Computing model output over dataset

Is it possible to create a script backed by a Trainer object for computing the model output on all items in a Dataset object?

Imagine I have a CNN trained for image classification and I want to save the logits over each example in the validation set.

Would this work? If you gather all your predicted probabilities and targets in your validation step, you could override the epoch end method for validation to aggregate them and save them to file.

you can try EvalResult.write

Hi @goku
After the update to V1.0, the Result object is deprecated. What is the new way to write result to disk?
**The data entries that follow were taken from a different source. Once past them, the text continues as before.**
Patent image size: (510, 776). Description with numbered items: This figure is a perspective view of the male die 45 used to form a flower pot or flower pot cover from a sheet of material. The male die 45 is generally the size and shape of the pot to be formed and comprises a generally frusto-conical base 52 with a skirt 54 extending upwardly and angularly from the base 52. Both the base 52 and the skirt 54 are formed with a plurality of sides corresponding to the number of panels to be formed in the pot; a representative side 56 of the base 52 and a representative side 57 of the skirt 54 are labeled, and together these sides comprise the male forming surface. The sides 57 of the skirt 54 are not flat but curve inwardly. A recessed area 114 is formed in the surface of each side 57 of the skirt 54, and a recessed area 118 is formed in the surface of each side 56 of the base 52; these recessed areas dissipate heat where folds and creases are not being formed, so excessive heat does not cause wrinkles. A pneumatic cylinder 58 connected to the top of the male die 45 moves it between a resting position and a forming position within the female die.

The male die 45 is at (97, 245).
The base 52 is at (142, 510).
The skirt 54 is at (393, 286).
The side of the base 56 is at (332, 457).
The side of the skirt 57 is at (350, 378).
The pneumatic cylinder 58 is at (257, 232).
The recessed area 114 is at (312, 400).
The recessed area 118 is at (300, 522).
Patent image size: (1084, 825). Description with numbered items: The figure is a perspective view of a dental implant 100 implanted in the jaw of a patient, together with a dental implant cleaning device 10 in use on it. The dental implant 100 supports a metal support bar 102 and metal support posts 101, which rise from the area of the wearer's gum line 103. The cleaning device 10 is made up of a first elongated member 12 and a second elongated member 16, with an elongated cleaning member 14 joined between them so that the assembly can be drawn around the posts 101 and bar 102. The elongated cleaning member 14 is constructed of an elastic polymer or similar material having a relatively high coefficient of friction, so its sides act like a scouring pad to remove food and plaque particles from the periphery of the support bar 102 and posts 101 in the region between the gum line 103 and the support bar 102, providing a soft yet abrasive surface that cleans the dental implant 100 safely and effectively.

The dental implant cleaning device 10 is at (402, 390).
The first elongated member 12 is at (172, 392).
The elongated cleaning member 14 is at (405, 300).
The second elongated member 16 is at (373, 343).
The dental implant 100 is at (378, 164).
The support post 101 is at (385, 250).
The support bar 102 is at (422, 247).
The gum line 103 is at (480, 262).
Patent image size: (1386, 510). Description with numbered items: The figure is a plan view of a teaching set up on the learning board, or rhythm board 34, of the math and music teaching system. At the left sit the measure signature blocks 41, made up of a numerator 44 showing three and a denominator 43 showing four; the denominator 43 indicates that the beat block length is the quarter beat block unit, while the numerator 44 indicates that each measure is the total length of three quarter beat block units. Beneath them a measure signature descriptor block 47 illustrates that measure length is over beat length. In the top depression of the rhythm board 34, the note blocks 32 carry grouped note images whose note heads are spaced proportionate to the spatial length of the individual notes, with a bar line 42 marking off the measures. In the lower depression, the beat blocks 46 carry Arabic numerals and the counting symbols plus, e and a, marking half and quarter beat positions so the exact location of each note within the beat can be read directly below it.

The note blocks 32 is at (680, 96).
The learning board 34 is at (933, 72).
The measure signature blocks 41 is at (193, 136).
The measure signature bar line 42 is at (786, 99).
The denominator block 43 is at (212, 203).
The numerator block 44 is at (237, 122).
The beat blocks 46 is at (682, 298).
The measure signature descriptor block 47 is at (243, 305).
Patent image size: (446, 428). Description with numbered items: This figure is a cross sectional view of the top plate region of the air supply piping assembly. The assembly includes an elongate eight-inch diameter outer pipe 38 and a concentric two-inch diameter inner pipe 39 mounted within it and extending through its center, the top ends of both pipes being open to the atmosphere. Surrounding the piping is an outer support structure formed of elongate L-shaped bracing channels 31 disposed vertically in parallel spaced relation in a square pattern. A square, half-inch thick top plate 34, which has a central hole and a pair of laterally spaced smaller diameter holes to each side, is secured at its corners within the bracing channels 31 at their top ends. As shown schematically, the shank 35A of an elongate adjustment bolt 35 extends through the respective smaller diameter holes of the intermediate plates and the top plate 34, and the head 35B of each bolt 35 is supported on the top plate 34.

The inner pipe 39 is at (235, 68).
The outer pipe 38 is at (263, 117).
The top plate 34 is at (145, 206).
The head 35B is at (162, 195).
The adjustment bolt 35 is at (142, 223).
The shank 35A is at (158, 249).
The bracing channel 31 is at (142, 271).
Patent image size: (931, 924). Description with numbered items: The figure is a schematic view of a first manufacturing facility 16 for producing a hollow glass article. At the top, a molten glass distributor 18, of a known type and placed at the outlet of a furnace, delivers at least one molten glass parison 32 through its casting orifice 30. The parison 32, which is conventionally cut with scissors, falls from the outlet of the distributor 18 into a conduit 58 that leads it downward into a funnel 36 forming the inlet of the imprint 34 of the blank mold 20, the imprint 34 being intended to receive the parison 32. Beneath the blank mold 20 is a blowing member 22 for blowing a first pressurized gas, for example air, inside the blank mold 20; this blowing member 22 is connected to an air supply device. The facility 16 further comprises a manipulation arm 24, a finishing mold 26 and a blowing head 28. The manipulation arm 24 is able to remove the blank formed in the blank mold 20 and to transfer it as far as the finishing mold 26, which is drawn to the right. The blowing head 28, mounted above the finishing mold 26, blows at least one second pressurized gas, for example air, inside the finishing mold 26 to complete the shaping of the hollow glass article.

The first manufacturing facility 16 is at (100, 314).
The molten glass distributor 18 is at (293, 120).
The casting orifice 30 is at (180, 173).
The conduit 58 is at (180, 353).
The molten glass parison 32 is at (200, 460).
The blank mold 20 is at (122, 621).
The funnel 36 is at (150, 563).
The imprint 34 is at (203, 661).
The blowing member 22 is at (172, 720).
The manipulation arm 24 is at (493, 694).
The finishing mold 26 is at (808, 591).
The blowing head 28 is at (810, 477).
self.write_prediction in LightningModule. It’s not documented yet.

1 Like

I couldn’t find the code of the write_prediction method.

  1. Assuming that it dumps the data onto disk at every call without using asynchronous process, isn’t it inefficient?

I’m using the code of @will, and I found a hack to get my job done. However, I was wondering if I want to accumulate predictions

  1. Can I gather them into an attribute of the Trainer instance, i.e. self? Any caveats with that approach namely as part of a distributed setup?

code for write_prediction: lightning/lightning.py at 71d5cc11f13c1338fbe3f74a8d12e438cc6fddef · Lightning-AI/lightning · GitHub

it won’t dump at every call, it will gather it in _step methods and saves it in _epoch_end.

BTW there is an open PR regarding prediction you might want to check out: https://github.com/PyTorchLightning/pytorch-lightning/pull/5468

1 Like

Thanks. That’s very informative.

  • Good (sensible) choice. Regarding dumping on _epoch_end

  • Do you know if that’s supported in the 0.9 version?
    I’m using a code written with the version of Lightning :blush:

not sure… internal API has changed a lot since then. But I guess you don’t need to change too much of your code to make it compatible with the current version.

Thanks, so far it works OK.

Do you know how hard is to upgrade to >= 1.0.0?
I’m new with pl any tips would be relevant.

not too hard… it’s just more simplified now, mostly the logging section. you can check the examples in the repo. In case you need help, you can always ask questions on forums or on slack.